Not that winning is the only measure of success. It’s probably not even high on Hoag’s list (although he admits it is very nice).
He says he’s been able to see progress in other ways as the team develops.
“Are they better receivers, better attackers? Is the group performing better in certain areas?” he says. “Winning is really important and we all like to do it but, if you don’t develop the means to win.”
Hoag has spent most of his life playing or coaching volleyball. As a player, he’s already been inducted into the Quebec Volleyball Hall of Fame.
He played on the national team from 1981 to 1986 and on the 1984 Olympic team that finished fourth (Canada’s best to date).
He helped Canada win silver at the 2003 World University Games and gold at the 1984 Commonwealth volleyball championships.
He played professionally in Europe between 1984 and 1993 and coached Paris Volley to a Triple Crown victory, winning the French Cup, the French Championship and the European Champions Cup.
“Europe is the Mecca of volleyball internationally.”
When he returned to Canada he also returned to coaching at Sherbrooke University, where he’d worked in the ’90s, before taking the reins of the national team.
But Europe was his graduate school.
“I got to learn a lot,” he says.
The centre and more training is important. But it’s also important that his players believe they can be winners.
“We’ve reached a certain point in our game and now we’ve got to polish it a little, but our guys are not afraid to play anyone now,” he says.
The team has a break from competition this summer.
“It was a good World League, now it becomes the past for me,” says Hoag. “I evaluate and I measure and we get back in the gym in August.”
Their next competition is NORCECA, which covers North and Central American and the Caribbean, in Vancouver at the end of September. The Canadians will face rivals such as Cuba, Puerto Rico, Mexico and the United States.
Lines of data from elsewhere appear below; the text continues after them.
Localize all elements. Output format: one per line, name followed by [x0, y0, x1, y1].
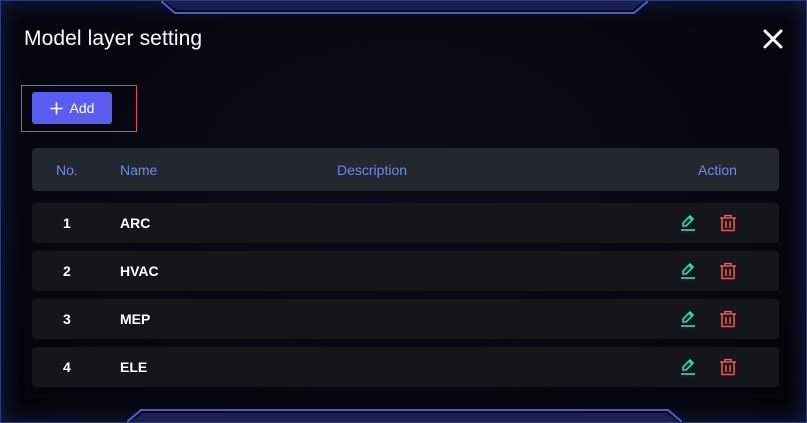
edit-icon[interactable]: [678, 357, 698, 377]
trash-icon[interactable]: [718, 309, 738, 329]
close-button[interactable]: [762, 28, 784, 50]
column-header-action: Action: [698, 162, 737, 178]
table-row: 3 MEP: [32, 299, 779, 339]
edit-icon[interactable]: [678, 213, 698, 233]
table-header: No. Name Description Action: [32, 148, 779, 191]
trash-icon[interactable]: [718, 261, 738, 281]
edit-icon[interactable]: [678, 261, 698, 281]
row-number: 1: [63, 215, 71, 231]
add-button-highlight: Add: [21, 85, 137, 132]
edit-icon[interactable]: [678, 309, 698, 329]
row-number: 4: [63, 359, 71, 375]
table-row: 2 HVAC: [32, 251, 779, 291]
trash-icon[interactable]: [718, 213, 738, 233]
model-layer-dialog: Model layer setting Add No. Name Descrip…: [0, 0, 807, 423]
table-row: 4 ELE: [32, 347, 779, 387]
add-button[interactable]: Add: [32, 92, 112, 124]
add-button-label: Add: [69, 100, 95, 116]
row-name: HVAC: [120, 263, 159, 279]
column-header-name: Name: [120, 162, 158, 178]
table-row: 1 ARC: [32, 203, 779, 243]
row-name: ARC: [120, 215, 151, 231]
column-header-no: No.: [56, 162, 78, 178]
row-name: ELE: [120, 359, 148, 375]
dialog-title: Model layer setting: [24, 27, 203, 50]
column-header-description: Description: [337, 162, 408, 178]
frame-top-decoration: [161, 1, 648, 14]
close-icon: [763, 29, 783, 49]
frame-bottom-decoration: [127, 409, 682, 422]
trash-icon[interactable]: [718, 357, 738, 377]
row-name: MEP: [120, 311, 151, 327]
plus-icon: [50, 102, 63, 114]
row-number: 3: [63, 311, 71, 327]
row-number: 2: [63, 263, 71, 279]
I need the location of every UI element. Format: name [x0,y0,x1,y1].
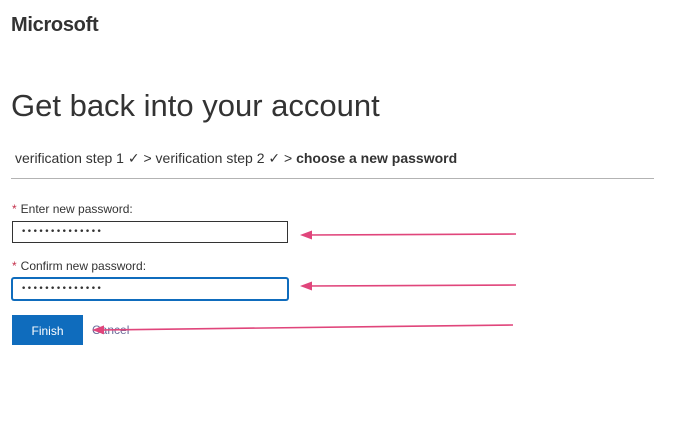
new-password-label: * Enter new password: [12,202,133,216]
finish-button[interactable]: Finish [12,315,83,345]
breadcrumb-step-1: verification step 1 ✓ [15,150,140,166]
breadcrumb-current-step: choose a new password [296,150,458,166]
annotation-arrow-cancel [92,324,514,335]
annotation-arrow-new-password [300,230,517,240]
annotation-arrow-confirm-password [300,281,517,291]
required-marker: * [12,259,17,273]
breadcrumb-separator: > [139,150,156,166]
microsoft-logo: Microsoft [11,14,99,36]
page-title: Get back into your account [11,88,380,123]
breadcrumb-separator: > [280,150,297,166]
confirm-password-label: * Confirm new password: [12,259,146,273]
breadcrumb: verification step 1 ✓ > verification ste… [15,150,457,167]
new-password-label-text: Enter new password: [20,202,133,216]
divider [11,178,654,179]
new-password-input[interactable] [12,221,288,243]
required-marker: * [12,202,17,216]
breadcrumb-step-2: verification step 2 ✓ [155,150,281,166]
password-reset-page: Microsoft Get back into your account ver… [0,0,686,430]
confirm-password-input[interactable] [12,278,288,300]
confirm-password-label-text: Confirm new password: [20,259,147,273]
cancel-link[interactable]: Cancel [92,323,129,337]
“I still have to work a lot on the skills,” says the coach.
Cracking the top five in the World League is great but Hoag says they aren’t letting it go to their heads as they prepare for the world championships next year and hopefully the Olympics in 2016. The Canadian men haven’t qualified for the Summer Games since 1992.
“I’m happy that we grew but I don’t pay attention to the world ranking too much. … We can beat some teams that are ahead of us and we can also lose to teams that are behind.
“And it’s because volleyball is so competitive worldwide.”
To keep moving forward, middle blocker Adam Simac says the team has to eliminate inconsistencies and the kind of unforced errors they made against Brazil.
It’s even more important now that they aren’t so far under everyone’s radar, but that attention should also help force a little focus.
“We’ve kind of served notice to the world, ‘You can’t take Canada lightly any more,’” he said.
“Every team that plays us is going to be ready for us and is going to be gunning for us. That will make our focus a little bit better and hopefully we deliver a more refined product.”